I don't want new players to feel obviously singled out with a NEW! or anything that might make them feel self-conscious. That's why I thought a text speech color that's bright and unique to them would be the best option. I've noticed lately that a lot of veteran players have changed their default color to the cyan, so it's easier to miss Noobs. With their own speech color, they wouldn't even realize this was the case, but veterans would see it right away. Then by the time new players figure out how to change their default color, they are probably advanced enough not to need the extra identifier.

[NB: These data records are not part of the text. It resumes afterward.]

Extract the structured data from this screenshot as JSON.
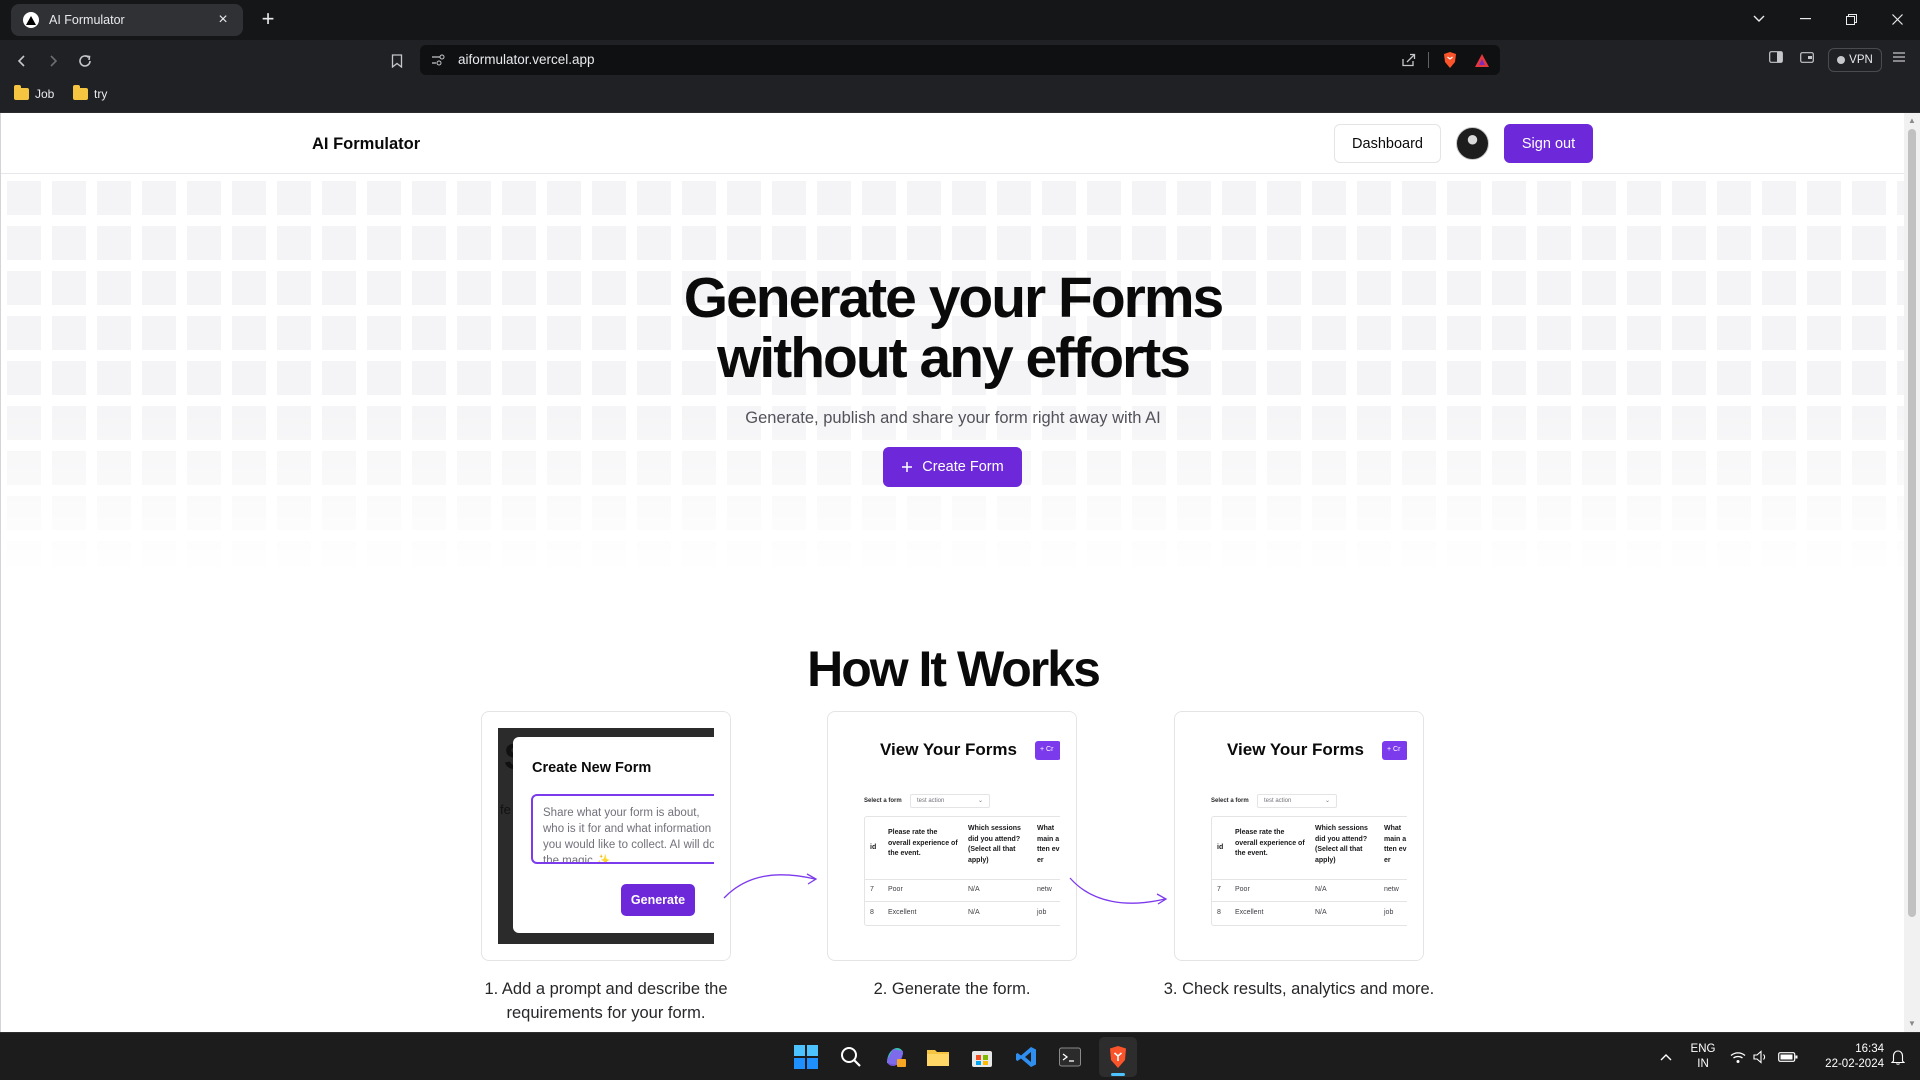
{
  "browser": {
    "tab_title": "AI Formulator",
    "tab_close": "×",
    "new_tab": "+",
    "url": "aiformulator.vercel.app",
    "vpn_label": "VPN",
    "bookmarks": [
      {
        "label": "Job",
        "icon": "folder-icon"
      },
      {
        "label": "try",
        "icon": "folder-icon"
      }
    ],
    "accent": "#202124"
  },
  "site": {
    "brand": "AI Formulator",
    "dashboard_label": "Dashboard",
    "signout_label": "Sign out",
    "accent_color": "#6d28d9"
  },
  "hero": {
    "title_line1": "Generate your Forms",
    "title_line2": "without any efforts",
    "subtitle": "Generate, publish and share your form right away with AI",
    "cta_label": "Create Form",
    "cta_icon": "plus-icon"
  },
  "how_it_works": {
    "title": "How It Works",
    "steps": [
      {
        "caption_line1": "1. Add a prompt and describe the",
        "caption_line2": "requirements for your form.",
        "preview": {
          "bg_text_big": "S",
          "bg_text_small": "fe",
          "modal_title": "Create New Form",
          "textarea_placeholder": "Share what your form is about, who is it for and what information you would like to collect. AI will do the magic ✨",
          "button_label": "Generate"
        }
      },
      {
        "caption_line1": "2. Generate the form.",
        "preview": {
          "title": "View Your Forms",
          "button_label": "+ Cr",
          "select_label": "Select a form",
          "select_value": "test action",
          "columns": [
            "id",
            "Please rate the overall experience of the event.",
            "Which sessions did you attend? (Select all that apply)",
            "What main atten ever"
          ],
          "rows": [
            [
              "7",
              "Poor",
              "N/A",
              "netw"
            ],
            [
              "8",
              "Excellent",
              "N/A",
              "job"
            ]
          ]
        }
      },
      {
        "caption_line1": "3. Check results, analytics and more.",
        "preview": {
          "title": "View Your Forms",
          "button_label": "+ Cr",
          "select_label": "Select a form",
          "select_value": "test action",
          "columns": [
            "id",
            "Please rate the overall experience of the event.",
            "Which sessions did you attend? (Select all that apply)",
            "What main atten ever"
          ],
          "rows": [
            [
              "7",
              "Poor",
              "N/A",
              "netw"
            ],
            [
              "8",
              "Excellent",
              "N/A",
              "job"
            ]
          ]
        }
      }
    ]
  },
  "taskbar": {
    "apps": [
      "windows-start-icon",
      "search-icon",
      "copilot-icon",
      "file-explorer-icon",
      "microsoft-store-icon",
      "vscode-icon",
      "terminal-icon",
      "brave-browser-icon"
    ],
    "language_line1": "ENG",
    "language_line2": "IN",
    "time": "16:34",
    "date": "22-02-2024"
  }
}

And Joe...I thought about this with the free cookie for saying "hello" you did. I saw a ton of players literally just type "hello" and then nothing. Often no one, or very few players, responded. And if that's all the text says, it disappears pretty quickly. We don't have to worry about the more extroverted folks who will keep talking without any prompting; folks are pretty good about actually answering questions. But if your point was to get people to jump in and chat with the cookie reward, the more introverted players seemed to just greet and stay silent, you know? Sometimes they need a little extra attention to feel comfortable saying anything more than "hi."
So...maybe a unique color for the first DK or until they change their default text?
The `J code is reserved for important things that the player needs to know - its impact would be diluted if we used it more often than we do.
Is there a particular reason why we need to identify newbies in particular? Say a newbie comes in and says hi - do we not already say hi back to them?
I like the idea of a `J colored name. They can easy change it to a different solid color later for free, when they get the hang of it, or it could wear off automatically on their first DK. It also blends in with the established social norm of having Colorful names enough that rookies shouldn't feel too heavily spotlighted by it. I know that when I'm getting my feet wet in a new community, I try to blend in as much as possible, rather than set myself apart. A big, bold, blatant tag in front of their name might make new players feel rather self-conscious and patronized.
I remember when rookies actually had "Rookie" as their title. Then it got taken away because, if I recall correctly, some people felt it was singling them out unfairly?
I like the New! title idea for only a few levels, rather than a whole DK, because some people just don't DK, or they DK reeeeaaaaaaalllllyyyyy slooooooooooowwwwwwwllyyyyyyyyy...
Perhaps a New! right in front of their name for the first three levels or something?
Instead of their font color, new players having their name be in `J instead of `& would probably be helpful. Then it turns to `& after their first DK. It's a coming of age thing!
It should be bright pink! The color of your first set of panties
The J code was specifically taken out so it could be used for OOC messages for rooks, so that would be the most logical choice. But I don't think it'd be all that helpful. Some are bound to keep the color (for however long they can), so it'd still be difficult to pick out a new player during the speedy times.